Hawaii PEO Surety Bond

New bills are constantly introduced during legislative sessions in an effort to change current policies. Although most of these bills intend to improve the industry they apply to, many fail to address the adverse impact they could have on small businesses.

In Hawaii, there’s been a history of “bad” bills being passed — bills that have yielded harmful consequences. For example, Act 129, passed in 2010, requires professional employer organizations (PEOs) to provide $250,000 Hawaii PEO surety bond. This bond amount is higher than those in all but one U.S. state with established PEO bonding requirements. As a result, long-standing small employment agencies and related businesses in Hawaii face imminent closure because they cannot afford to purchase the bond. Furthermore, due to the high cost of obtaining this type of surety bond in Hawaii, many businesses in the state currently fail to comply with the law.

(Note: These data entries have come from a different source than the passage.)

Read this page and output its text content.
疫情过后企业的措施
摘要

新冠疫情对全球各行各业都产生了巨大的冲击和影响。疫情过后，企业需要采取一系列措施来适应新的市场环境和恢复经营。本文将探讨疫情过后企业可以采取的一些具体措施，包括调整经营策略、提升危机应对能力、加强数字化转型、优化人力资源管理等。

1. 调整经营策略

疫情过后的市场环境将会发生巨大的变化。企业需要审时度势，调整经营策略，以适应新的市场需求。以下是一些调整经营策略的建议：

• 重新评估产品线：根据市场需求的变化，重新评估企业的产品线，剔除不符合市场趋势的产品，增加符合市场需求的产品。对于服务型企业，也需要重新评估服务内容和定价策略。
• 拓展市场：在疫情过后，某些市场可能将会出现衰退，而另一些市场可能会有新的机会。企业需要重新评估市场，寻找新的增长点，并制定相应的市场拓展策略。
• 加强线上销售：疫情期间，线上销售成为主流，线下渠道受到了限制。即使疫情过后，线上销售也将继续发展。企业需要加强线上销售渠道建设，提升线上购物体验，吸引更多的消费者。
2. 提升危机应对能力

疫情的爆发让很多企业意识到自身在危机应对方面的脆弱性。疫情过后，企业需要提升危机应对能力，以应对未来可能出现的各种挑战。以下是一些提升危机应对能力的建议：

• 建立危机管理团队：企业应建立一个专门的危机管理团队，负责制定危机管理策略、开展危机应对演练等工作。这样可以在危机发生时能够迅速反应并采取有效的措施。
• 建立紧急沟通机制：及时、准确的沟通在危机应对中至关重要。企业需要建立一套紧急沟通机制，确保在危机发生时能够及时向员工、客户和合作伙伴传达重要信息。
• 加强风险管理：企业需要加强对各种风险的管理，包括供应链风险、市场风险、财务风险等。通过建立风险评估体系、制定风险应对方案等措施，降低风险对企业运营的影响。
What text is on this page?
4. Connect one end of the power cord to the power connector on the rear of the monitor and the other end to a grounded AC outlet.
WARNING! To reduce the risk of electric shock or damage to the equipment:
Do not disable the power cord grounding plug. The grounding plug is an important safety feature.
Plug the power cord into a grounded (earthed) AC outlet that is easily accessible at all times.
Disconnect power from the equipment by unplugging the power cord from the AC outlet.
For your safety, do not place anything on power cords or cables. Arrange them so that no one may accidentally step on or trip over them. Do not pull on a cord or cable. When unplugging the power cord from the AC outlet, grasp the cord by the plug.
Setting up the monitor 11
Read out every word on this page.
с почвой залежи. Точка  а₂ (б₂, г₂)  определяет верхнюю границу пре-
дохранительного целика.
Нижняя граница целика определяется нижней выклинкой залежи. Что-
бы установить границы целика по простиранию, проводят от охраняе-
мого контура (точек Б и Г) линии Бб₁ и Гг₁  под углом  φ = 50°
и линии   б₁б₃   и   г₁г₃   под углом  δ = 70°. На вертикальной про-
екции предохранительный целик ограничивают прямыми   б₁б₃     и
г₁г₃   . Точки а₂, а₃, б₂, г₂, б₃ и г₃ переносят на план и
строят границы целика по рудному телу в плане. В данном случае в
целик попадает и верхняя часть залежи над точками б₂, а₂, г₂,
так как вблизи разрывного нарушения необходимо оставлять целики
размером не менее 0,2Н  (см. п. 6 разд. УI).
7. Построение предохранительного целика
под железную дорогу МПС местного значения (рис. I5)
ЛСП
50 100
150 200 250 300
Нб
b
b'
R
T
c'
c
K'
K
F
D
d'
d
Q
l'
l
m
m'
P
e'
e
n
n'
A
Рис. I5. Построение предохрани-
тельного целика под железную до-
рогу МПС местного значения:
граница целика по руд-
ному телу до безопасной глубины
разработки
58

Instead of working with the industry to remedy the situation, however, lawmakers chose to draft a new bill — SB 2424 — that would ultimately double the bond requirement, add a stiff registration fee and impose fines of $500 for each day of noncompliance. The bottom line? If passed, the new bill would have completely wiped out countless PEO businesses that are already struggling to fulfill the existing bonding requirement.

Individuals in the industry — including the Maui Chamber of Commerce, state department heads and lawmakers — encouraged the governor to veto SB 2424. Gov. Neil Abercrombie stated on June 25 that he intended to veto SB 2424 along with 18 other bills passed by the legislature. On July 10, he did indeed veto the bill.

Small business owners in Hawaii hope that such steps will continue to be taken as a way to increase the likelihood of success for small businesses of all kinds.